Suzuki Jumpei, Ishizone Akira, Sato Kosuke, Imai Hiroaki, Tseng Yu-Jen, Peng Chi-How, Oaki Yuya
Department of Applied Chemistry , Faculty of Science and Technology , Keio University , 3-14-1 Hiyoshi, Kohoku-ku , Yokohama 223-8522 , Japan . Email:
Department of Chemistry , National Tsing Hua University , Hsinchu 30013 , Taiwan.
Chem Sci. 2020 Jun 10;11(27):7003-7008. doi: 10.1039/d0sc01757d. eCollection 2020 Jul 21.

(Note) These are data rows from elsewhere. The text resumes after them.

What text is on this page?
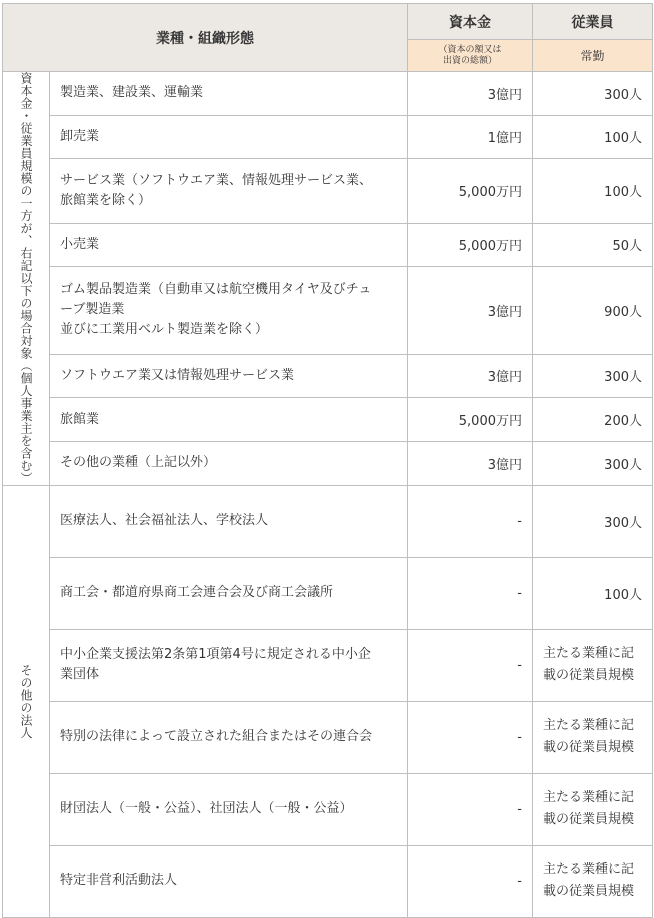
業種・組織形態		資本金	従業員
		（資本の額又は
出資の総額）	常勤

資本金・従業員規模の一方が、右記以下の場合対象（個人事業主を含む）	製造業、建設業、運輸業	3億円	300人
	卸売業	1億円	100人
	サービス業（ソフトウエア業、情報処理サービス業、
旅館業を除く）	5,000万円	100人
	小売業	5,000万円	50人
	ゴム製品製造業（自動車又は航空機用タイヤ及びチュ
ーブ製造業
並びに工業用ベルト製造業を除く）	3億円	900人
	ソフトウエア業又は情報処理サービス業	3億円	300人
	旅館業	5,000万円	200人
	その他の業種（上記以外）	3億円	300人

その他の法人	医療法人、社会福祉法人、学校法人	-	300人
	商工会・都道府県商工会連合会及び商工会議所	-	100人
	中小企業支援法第2条第1項第4号に規定される中小企
業団体	-	主たる業種に記
載の従業員規模
	特別の法律によって設立された組合またはその連合会	-	主たる業種に記
載の従業員規模
	財団法人（一般・公益）、社団法人（一般・公益）	-	主たる業種に記
載の従業員規模
	特定非営利活動法人	-	主たる業種に記
載の従業員規模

The organization states of functional molecules have a significant impact on the properties of materials. A variety of approaches have been studied to obtain well-organized molecular assemblies. The present work shows a new non-organized state of isolated and dispersed functional molecules in amorphous flexible covalent organic networks. Redox-active quinone molecules are embedded in the amorphous network polymers. Consecutive reactions between benzoquinone (BQ) and linker molecules generate random network structures through polymerization at different rates and in multiple directions. The low-crystalline stackings of the amorphous network polymers facilitate the formation of nanoflakes through exfoliation in dispersion media. Enhanced electrochemical performances, one of the highest specific capacities in recent studies, were achieved by efficient redox reactions of the quinone moiety. The present noncrystalline approach, low-crystalline stacking of designer amorphous covalent organic networks, can be applied to construct similar nanostructured polymer materials containing functional units.
功能分子的组织状态对材料的性能有重大影响。人们已经研究了多种方法来获得有序的分子组装体。目前的工作展示了一种在无定形柔性共价有机网络中孤立和分散的功能分子的新无序状态。氧化还原活性醌分子嵌入无定形网络聚合物中。苯醌(BQ)与连接分子之间的连续反应通过不同速率和多个方向的聚合产生随机网络结构。无定形网络聚合物的低结晶堆积有利于在分散介质中通过剥离形成纳米片。通过醌部分的有效氧化还原反应实现了增强的电化学性能,这是近期研究中最高的比容量之一。目前的非晶态方法,即设计的无定形共价有机网络的低结晶堆积,可用于构建包含功能单元的类似纳米结构聚合物材料。